Ce genre de sujet est traité de de deux manières: sur le mode romantique entre tendresse et triste constat ou sur le mode thriller sexy comme Liaison Fatale. Michel Spinoza s'enfuit rapidement des clichés. Son héroïne souffre d'érotomanie: le cinéaste observe sans jugement cet état de démence.

C'est ce qui fait la grande force de ce long métrage: le regard clinique fait froid dans le dos. Certains reprocheront une nonchalance au niveau du scénario mais le film s'apparente une observation neutre et sans préjugé.

L'héroïne terrorise l'objet de son affection. Peu à peu, le personnage pathétique devient attachant car elle se fait du mal. Doucement elle glisse vers des dangers étonnants. La folie est scrutée avec une précision angoissante.
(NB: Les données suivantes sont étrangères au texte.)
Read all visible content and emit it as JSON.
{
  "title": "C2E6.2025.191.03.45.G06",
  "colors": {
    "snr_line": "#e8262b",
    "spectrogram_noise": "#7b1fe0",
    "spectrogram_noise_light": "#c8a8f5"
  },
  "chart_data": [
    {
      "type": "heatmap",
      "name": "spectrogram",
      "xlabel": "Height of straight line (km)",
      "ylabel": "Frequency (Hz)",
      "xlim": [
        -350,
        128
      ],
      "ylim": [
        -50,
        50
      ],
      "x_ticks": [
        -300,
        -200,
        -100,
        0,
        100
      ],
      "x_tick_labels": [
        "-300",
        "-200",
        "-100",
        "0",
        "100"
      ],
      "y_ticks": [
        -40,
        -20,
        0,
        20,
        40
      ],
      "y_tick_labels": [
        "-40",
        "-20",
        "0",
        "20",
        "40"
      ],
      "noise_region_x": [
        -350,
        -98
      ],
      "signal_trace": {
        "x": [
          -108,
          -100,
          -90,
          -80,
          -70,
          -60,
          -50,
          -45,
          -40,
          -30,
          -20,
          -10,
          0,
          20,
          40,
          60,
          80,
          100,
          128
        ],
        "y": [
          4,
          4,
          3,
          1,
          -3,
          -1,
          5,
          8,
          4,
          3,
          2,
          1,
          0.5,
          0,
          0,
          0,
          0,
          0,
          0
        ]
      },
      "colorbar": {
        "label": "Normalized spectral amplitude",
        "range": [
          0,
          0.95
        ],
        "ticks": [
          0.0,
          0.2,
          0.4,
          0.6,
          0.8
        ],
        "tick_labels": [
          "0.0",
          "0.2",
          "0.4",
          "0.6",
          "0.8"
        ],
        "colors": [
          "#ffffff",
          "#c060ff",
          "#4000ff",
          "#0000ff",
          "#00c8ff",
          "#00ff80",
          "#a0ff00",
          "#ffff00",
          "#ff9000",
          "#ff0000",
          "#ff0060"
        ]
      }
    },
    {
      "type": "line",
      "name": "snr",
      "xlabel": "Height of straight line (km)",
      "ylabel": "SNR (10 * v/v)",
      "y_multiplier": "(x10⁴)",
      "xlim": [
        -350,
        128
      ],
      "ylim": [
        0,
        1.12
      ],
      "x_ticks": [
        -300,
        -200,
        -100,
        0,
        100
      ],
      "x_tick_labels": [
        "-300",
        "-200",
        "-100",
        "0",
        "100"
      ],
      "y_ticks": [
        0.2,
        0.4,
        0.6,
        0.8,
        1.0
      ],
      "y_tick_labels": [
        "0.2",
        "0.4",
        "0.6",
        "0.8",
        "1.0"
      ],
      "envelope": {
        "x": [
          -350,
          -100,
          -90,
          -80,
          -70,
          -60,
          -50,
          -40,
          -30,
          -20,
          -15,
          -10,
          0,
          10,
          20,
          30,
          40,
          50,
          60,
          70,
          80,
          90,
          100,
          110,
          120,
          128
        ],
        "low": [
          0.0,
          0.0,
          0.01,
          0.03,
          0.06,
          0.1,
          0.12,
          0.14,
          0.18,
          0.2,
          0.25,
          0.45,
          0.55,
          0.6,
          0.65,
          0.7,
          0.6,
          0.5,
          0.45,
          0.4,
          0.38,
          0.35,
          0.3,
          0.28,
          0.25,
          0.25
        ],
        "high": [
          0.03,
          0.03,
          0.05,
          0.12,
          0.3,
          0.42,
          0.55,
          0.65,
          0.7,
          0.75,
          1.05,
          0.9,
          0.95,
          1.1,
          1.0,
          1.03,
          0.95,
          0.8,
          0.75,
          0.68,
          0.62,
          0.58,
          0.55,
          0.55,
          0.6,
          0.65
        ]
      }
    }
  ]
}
La composition d'Isabelle Carré est stupéfiante. Effrayante, elle sait être victime et bourreau. Elle est capable du pire, se vautre dans l'excès, s'en prend même à des enfants, et pourtant, il subsiste une douleur que l'on a tous partagé, celle d'un insupportable rejet. D'une justesse rare, la comédienne est une fois de plus parfaite.

Elle reste le mystère qui maintient l'intérêt du film, un peu long et frustrant car il oublie l'objet du désir, pourtant interprété par Gilbert Melki, acteur précieux. Mais bon, cette passion dévorante n'est vécue que par une personne. Son monopôle est justifié à défaut d'être parfait!